Major websites are blocking AI crawlers from accessing their content
Nearly 20% of the top 1000 websites in the world are blocking crawler bots that gather web data for AI services, according to new data from Originality.AI, an AI content detector.
Why it matters: In the absence of clear legal or regulatory rules governing AI’s use of copyrighted material, websites big and small are taking matters into their own hands.
Driving the news: OpenAI introduced its GPTBot crawler early in August, declaring that the data gathered “may potentially be used to improve future models,” promising that paywalled content would be excluded and instructing websites in how to bar the crawler.
- Soon after, several high-profile news sites, including the New York Times, Reuters and CNN, began blocking GPTBot, and many more have since followed. (Axios is among them.)
By the numbers: Of the 1000 most visited websites in the world, the number of sites blocking OpenAI’s ChatGPT bot has increased from 9.1% on Aug 22 to 12% on Aug 29, per Originality.AI’s data.
- The biggest sites blocking ChatGPT’s bot are Amazon, Quora and Indeed. Bigger websites are more likely to have already blocked AI bots, the data shows.
- The Common Crawl Bot — another crawler that regularly gathers web data used by some AI services — is being blocked 6.77% of the time across the top 1000 sites.
How it works: Any page you can access from a web browser can also be “scraped” by a crawler — which operates just like a browser but stores the material in a database instead of displaying it to a user.

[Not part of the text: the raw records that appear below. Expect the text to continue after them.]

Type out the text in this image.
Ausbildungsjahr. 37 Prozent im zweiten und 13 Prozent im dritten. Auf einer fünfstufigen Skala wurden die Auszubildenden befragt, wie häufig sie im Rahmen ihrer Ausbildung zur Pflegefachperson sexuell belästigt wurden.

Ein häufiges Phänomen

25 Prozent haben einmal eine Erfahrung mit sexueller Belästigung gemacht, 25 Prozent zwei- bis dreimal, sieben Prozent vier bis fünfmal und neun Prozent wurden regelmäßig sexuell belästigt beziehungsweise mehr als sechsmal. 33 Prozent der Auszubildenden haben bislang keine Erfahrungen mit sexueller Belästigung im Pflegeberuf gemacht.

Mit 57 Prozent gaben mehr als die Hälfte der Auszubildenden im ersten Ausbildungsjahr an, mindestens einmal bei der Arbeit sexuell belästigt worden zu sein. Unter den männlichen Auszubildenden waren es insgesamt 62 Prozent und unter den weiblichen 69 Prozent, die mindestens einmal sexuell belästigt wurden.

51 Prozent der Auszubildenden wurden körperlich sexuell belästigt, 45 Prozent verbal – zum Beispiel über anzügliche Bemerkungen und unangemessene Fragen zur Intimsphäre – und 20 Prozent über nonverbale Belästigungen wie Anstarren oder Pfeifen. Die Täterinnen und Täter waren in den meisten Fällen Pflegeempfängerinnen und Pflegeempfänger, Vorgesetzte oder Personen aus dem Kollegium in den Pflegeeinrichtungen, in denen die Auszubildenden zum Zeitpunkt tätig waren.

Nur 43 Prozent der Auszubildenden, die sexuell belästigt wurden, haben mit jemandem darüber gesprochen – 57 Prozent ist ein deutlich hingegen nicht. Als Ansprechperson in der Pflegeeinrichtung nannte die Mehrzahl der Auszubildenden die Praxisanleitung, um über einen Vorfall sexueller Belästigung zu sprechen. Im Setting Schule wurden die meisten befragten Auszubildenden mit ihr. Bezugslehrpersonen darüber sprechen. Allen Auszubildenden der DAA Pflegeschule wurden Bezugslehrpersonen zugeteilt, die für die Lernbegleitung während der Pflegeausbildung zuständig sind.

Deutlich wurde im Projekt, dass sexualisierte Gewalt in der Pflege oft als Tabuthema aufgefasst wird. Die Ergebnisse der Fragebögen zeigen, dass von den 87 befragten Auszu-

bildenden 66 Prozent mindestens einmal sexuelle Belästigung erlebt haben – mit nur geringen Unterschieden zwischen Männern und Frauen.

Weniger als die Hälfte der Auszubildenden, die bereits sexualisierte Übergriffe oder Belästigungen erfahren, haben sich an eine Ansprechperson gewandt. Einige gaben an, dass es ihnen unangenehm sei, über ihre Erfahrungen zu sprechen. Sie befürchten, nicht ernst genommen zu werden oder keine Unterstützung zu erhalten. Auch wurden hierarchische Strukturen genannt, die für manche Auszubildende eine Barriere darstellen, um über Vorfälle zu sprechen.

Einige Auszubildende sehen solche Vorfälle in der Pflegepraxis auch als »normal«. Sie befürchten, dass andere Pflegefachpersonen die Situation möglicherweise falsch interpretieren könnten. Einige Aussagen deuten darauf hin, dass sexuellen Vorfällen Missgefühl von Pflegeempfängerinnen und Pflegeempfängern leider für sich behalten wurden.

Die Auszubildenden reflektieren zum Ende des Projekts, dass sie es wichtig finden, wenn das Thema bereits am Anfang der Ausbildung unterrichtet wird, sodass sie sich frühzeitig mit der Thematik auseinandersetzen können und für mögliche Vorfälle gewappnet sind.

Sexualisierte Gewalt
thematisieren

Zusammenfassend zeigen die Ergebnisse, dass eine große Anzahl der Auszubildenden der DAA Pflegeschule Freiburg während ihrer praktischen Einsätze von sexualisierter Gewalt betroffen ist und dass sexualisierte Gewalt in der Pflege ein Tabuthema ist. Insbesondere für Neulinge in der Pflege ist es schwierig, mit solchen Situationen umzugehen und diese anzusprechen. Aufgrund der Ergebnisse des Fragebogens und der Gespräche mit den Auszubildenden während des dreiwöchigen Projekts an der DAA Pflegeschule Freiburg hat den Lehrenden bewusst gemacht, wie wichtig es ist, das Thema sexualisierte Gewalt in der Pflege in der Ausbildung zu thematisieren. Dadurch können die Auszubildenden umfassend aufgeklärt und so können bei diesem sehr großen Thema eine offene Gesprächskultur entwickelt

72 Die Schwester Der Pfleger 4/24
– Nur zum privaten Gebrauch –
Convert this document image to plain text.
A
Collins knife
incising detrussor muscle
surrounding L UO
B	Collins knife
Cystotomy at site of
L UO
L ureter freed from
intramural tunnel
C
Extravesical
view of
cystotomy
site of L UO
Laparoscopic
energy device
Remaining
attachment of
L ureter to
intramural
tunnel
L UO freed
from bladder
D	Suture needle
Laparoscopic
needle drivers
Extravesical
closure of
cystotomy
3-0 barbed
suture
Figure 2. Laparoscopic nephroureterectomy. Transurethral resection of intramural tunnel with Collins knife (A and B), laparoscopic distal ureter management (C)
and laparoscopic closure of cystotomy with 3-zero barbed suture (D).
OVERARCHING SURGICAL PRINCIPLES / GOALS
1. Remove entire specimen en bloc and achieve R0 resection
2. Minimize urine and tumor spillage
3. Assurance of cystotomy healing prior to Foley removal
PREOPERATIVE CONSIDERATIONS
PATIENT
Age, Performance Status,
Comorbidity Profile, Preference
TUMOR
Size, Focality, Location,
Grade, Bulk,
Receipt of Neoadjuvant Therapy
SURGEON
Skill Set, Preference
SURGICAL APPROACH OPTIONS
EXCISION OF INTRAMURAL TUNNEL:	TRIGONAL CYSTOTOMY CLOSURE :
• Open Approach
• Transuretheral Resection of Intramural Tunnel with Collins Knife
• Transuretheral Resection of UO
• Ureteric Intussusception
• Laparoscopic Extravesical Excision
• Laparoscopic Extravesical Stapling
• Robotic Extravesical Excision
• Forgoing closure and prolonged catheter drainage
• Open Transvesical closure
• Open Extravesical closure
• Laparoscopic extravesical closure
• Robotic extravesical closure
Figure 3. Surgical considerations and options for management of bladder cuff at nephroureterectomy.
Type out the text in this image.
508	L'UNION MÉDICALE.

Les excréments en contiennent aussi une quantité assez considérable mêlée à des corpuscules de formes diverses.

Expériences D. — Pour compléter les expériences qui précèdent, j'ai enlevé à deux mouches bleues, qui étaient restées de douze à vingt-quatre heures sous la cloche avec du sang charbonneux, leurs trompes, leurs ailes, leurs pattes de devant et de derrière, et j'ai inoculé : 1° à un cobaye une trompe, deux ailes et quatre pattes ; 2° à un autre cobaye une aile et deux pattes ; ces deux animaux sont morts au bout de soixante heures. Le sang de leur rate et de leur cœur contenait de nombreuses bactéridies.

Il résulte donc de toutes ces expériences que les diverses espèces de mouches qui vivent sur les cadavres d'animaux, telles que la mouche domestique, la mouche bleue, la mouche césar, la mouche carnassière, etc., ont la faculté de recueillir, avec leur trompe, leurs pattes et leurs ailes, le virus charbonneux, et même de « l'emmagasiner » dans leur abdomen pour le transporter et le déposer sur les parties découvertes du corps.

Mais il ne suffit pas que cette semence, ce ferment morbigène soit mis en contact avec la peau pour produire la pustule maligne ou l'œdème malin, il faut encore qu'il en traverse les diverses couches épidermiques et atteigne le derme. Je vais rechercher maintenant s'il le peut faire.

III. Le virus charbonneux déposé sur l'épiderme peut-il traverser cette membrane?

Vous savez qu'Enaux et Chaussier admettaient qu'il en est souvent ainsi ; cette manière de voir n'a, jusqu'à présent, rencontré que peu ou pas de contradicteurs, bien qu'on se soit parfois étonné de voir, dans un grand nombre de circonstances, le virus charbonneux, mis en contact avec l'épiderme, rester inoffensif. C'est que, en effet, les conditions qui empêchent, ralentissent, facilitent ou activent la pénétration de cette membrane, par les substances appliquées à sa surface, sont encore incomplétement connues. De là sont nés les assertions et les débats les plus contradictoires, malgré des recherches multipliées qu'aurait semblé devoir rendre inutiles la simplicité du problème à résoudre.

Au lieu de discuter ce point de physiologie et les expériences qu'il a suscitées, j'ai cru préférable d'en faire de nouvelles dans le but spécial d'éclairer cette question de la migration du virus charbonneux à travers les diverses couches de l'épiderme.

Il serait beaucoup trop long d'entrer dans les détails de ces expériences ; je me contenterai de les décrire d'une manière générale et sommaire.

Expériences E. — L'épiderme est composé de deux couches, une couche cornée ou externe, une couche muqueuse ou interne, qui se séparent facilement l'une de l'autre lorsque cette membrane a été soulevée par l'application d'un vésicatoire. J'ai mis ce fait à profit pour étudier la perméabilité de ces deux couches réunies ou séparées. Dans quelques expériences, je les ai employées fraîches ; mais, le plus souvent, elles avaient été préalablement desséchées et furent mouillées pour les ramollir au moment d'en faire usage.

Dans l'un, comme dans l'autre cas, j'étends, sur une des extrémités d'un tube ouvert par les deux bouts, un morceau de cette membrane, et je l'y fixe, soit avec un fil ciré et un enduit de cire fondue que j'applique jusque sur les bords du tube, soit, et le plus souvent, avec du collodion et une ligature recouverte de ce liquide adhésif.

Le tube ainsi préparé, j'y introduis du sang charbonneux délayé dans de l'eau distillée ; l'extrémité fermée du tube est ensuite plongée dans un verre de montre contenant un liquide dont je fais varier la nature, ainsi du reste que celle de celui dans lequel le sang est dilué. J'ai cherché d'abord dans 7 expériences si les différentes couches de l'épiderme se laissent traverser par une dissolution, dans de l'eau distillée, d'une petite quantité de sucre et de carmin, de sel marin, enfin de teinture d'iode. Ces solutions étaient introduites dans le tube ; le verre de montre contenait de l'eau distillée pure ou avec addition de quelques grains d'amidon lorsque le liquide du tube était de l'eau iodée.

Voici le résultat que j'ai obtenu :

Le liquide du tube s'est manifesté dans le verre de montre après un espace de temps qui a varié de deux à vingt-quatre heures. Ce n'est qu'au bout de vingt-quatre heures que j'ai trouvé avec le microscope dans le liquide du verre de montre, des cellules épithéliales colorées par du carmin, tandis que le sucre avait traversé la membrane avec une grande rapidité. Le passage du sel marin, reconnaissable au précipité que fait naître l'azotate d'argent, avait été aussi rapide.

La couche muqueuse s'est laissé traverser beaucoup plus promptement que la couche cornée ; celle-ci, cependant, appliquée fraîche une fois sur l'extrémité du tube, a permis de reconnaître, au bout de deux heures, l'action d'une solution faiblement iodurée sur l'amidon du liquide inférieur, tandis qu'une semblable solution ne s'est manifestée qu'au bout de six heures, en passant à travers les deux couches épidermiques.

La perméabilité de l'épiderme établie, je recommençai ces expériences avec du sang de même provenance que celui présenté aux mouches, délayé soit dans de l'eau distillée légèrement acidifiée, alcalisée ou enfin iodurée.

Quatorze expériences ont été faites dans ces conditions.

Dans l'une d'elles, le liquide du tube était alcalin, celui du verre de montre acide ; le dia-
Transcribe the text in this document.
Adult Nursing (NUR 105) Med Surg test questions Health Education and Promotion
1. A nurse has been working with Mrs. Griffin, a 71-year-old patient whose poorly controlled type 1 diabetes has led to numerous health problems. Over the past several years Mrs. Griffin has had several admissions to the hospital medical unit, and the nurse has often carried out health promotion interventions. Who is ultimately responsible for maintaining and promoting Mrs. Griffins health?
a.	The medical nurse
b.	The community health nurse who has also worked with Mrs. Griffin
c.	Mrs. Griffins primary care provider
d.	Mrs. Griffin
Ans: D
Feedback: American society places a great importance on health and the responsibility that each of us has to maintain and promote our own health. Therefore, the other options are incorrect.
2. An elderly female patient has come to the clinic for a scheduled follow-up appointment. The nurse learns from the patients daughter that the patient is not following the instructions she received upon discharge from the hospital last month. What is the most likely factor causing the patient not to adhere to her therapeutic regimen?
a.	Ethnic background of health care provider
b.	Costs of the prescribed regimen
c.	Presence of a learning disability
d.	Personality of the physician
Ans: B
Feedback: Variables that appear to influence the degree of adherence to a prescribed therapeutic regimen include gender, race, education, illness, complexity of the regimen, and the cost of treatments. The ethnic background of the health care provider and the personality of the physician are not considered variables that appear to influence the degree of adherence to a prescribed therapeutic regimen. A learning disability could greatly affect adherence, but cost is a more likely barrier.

- That’s how search engines like Google gather their information.
- Site owners have always had the ability to post instructions that tell these crawlers to go away — but cooperation is strictly voluntary, and bad actors can ignore the instructions.
The big picture: Google and other web firms see their data crawlers’ work as fair use, but many publishers and intellectual property holders have long objected, and the company has faced multiple lawsuits over the practice.
- The rise of large language models and generative AI has pushed this question back into the spotlight, as AI companies send out their own crawlers to collect data to train their models and provide fodder for their chatbots.
Reality check: Some publishers saw at least some value in letting search crawlers access their sites since Google and other search sites sent users to their ad-supported sites.
- But in the AI era, publishers are more aggressively blocking crawlers because there’s no upside, for now, in handing over their data to AI companies.
- Many media companies are currently in talks with AI firms about licensing their data to AI companies for a fee, but those talks are in early stages.
- In the interim, some websites and intellectual property holders are taking or considering legal action against AI companies that may have used their data without permission.
Our thought bubble: Media outfits that feel they got taken by Google over the past two decades are eyeing the rapid commercialization of AI services like OpenAI with hostility and a “we won’t get fooled again” attitude.
- OpenAI is reportedly on track to bring in more than $1 billion in revenue over the next year, per The Information.
Zoom in: News companies specifically are struggling to find the right balance between embracing AI and resisting it.
- On one hand, the industry is desperate to find innovative ways to improve profit margins in their labor-intensive business.
- On the other, introducing AI into a newsroom’s workflow, at a time when trust in news companies is at a historic low, presents challenging ethical questions.
What to watch: If too much of the web blocks AI crawlers, their owners could find it harder to refine and update their AI products — and good data is getting tougher to find.
- Originality.AI found that the rate of blocking the GPTBot among the top 1000 websites is increasing roughly 5% per week.